Cromer led a session focused on praise by reading Psalm 96. “This psalm primes our minds and hearts and souls to worship the living and everlasting God. Let us take time out, like the psalmist, to lift up praise, honor, and adoration to the King of Kings,” he said.

Christian Union Founder and CEO Matt Bennett was one of the speakers. Referencing Acts 2:42-47, Bennett talked about what revival culture looked like among the early church and exhorted the students to seek God fervently in the same manner.

“The believers (in Acts) were so radically changed that they stepped into a new way of living,” he said.

“We need to be a culture of men and women who seek the Lord with energy and faith, so that He will come and minister among us. Let revival start with us,” Bennett said. “Let’s ask the Lord to bring revival and a spirit of prayer and a spirit of unity.”

Dr. Jo Vitale, dean of students at the Zacharias Institute, read from Isaiah 62 and likened today’s college campuses to Jerusalem in the sixth century, B.C., which was reduced to “rubble and ruin.”

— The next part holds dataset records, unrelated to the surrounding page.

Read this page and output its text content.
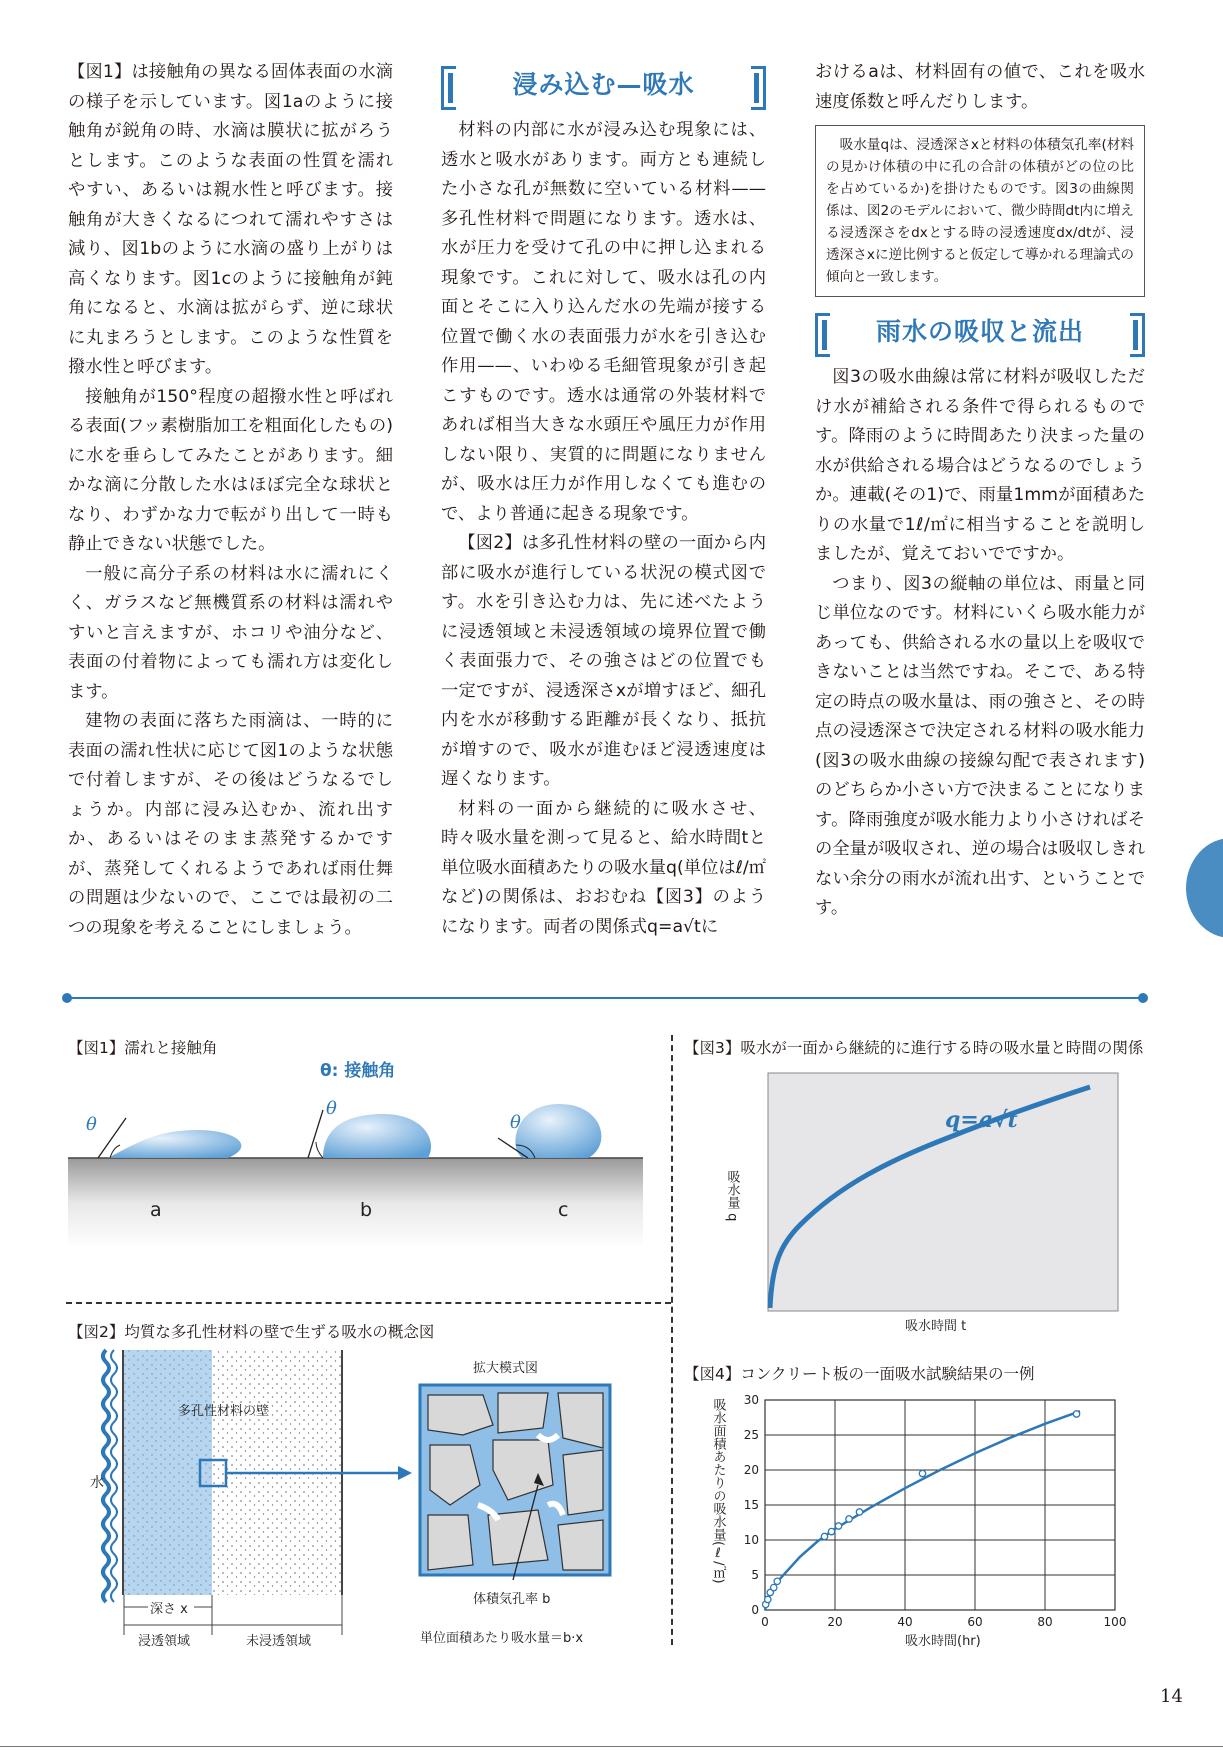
【図1】は接触角の異なる固体表面の水滴の様子を示しています。図1aのように接触角が鋭角の時、水滴は膜状に拡がろうとします。このような表面の性質を濡れやすい、あるいは親水性と呼びます。接触角が大きくなるにつれて濡れやすさは減り、図1bのように水滴の盛り上がりは高くなります。図1cのように接触角が鈍角になると、水滴は拡がらず、逆に球状に丸まろうとします。このような性質を撥水性と呼びます。

接触角が150°程度の超撥水性と呼ばれる表面(フッ素樹脂加工を粗面化したもの)に水を垂らしてみたことがあります。細かな滴に分散した水はほぼ完全な球状となり、わずかな力で転がり出して一時も静止できない状態でした。

一般に高分子系の材料は水に濡れにくく、ガラスなど無機質系の材料は濡れやすいと言えますが、ホコリや油分など、表面の付着物によっても濡れ方は変化します。

建物の表面に落ちた雨滴は、一時的に表面の濡れ性状に応じて図1のような状態で付着しますが、その後はどうなるでしょうか。内部に浸み込むか、流れ出すか、あるいはそのまま蒸発するかですが、蒸発してくれるようであれば雨仕舞の問題は少ないので、ここでは最初の二つの現象を考えることにしましょう。

浸み込む—吸水

材料の内部に水が浸み込む現象には、透水と吸水があります。両方とも連続した小さな孔が無数に空いている材料——多孔性材料で問題になります。透水は、水が圧力を受けて孔の中に押し込まれる現象です。これに対して、吸水は孔の内面とそこに入り込んだ水の先端が接する位置で働く水の表面張力が水を引き込む作用——、いわゆる毛細管現象が引き起こすものです。透水は通常の外装材料であれば相当大きな水頭圧や風圧力が作用しない限り、実質的に問題になりませんが、吸水は圧力が作用しなくても進むので、より普通に起きる現象です。

【図2】は多孔性材料の壁の一面から内部に吸水が進行している状況の模式図です。水を引き込む力は、先に述べたように浸透領域と未浸透領域の境界位置で働く表面張力で、その強さはどの位置でも一定ですが、浸透深さxが増すほど、細孔内を水が移動する距離が長くなり、抵抗が増すので、吸水が進むほど浸透速度は遅くなります。

材料の一面から継続的に吸水させ、時々吸水量を測って見ると、給水時間tと単位吸水面積あたりの吸水量q(単位はℓ/㎡など)の関係は、おおむね【図3】のようになります。両者の関係式q=a√tに

おけるaは、材料固有の値で、これを吸水速度係数と呼んだりします。

吸水量qは、浸透深さxと材料の体積気孔率(材料の見かけ体積の中に孔の合計の体積がどの位の比を占めているか)を掛けたものです。図3の曲線関係は、図2のモデルにおいて、微少時間dt内に増える浸透深さをdxとする時の浸透速度dx/dtが、浸透深さxに逆比例すると仮定して導かれる理論式の傾向と一致します。
雨水の吸収と流出

図3の吸水曲線は常に材料が吸収しただけ水が補給される条件で得られるものです。降雨のように時間あたり決まった量の水が供給される場合はどうなるのでしょうか。連載(その1)で、雨量1mmが面積あたりの水量で1ℓ/㎡に相当することを説明しましたが、覚えておいでですか。

つまり、図3の縦軸の単位は、雨量と同じ単位なのです。材料にいくら吸水能力があっても、供給される水の量以上を吸収できないことは当然ですね。そこで、ある特定の時点の吸水量は、雨の強さと、その時点の浸透深さで決定される材料の吸水能力(図3の吸水曲線の接線勾配で表されます)のどちらか小さい方で決まることになります。降雨強度が吸水能力より小さければその全量が吸収され、逆の場合は吸収しきれない余分の雨水が流れ出す、ということです。

【図1】濡れと接触角
θ: 接触角
θ
θ
θ
a	b	c
【図2】均質な多孔性材料の壁で生ずる吸水の概念図
水
多孔性材料の壁
深さ x
浸透領域	未浸透領域
拡大模式図
体積気孔率 b
単位面積あたり吸水量＝b·x
【図3】吸水が一面から継続的に進行する時の吸水量と時間の関係
q=a√t
吸水量 q
吸水時間 t
【図4】コンクリート板の一面吸水試験結果の一例
吸水面積あたりの吸水量(ℓ/㎡)
吸水時間(hr)
0	20	40	60	80	100
0
5
10
15
20
25
30
14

“These colleges were once sacred places dedicated to the glory of God. Now they are places where faith is deconstructed and the faithful are tempted to withdraw into self-imposed exile,” she said. “My heart is that one day soon God will declare over the college campuses, ‘Behold, your salvation comes.’ Let us ask the Lord for that spiritual awakening now.” Thai Lam, executive director of the Luke 18 Project at the International House of Prayer in Kansas City, led some of the prayer sessions.

“We want every university in America restored to God’s design,” he prayed. “We want to take the promises of the Word and believe Him for his promises in our generation, and pray until we see a breakthrough.”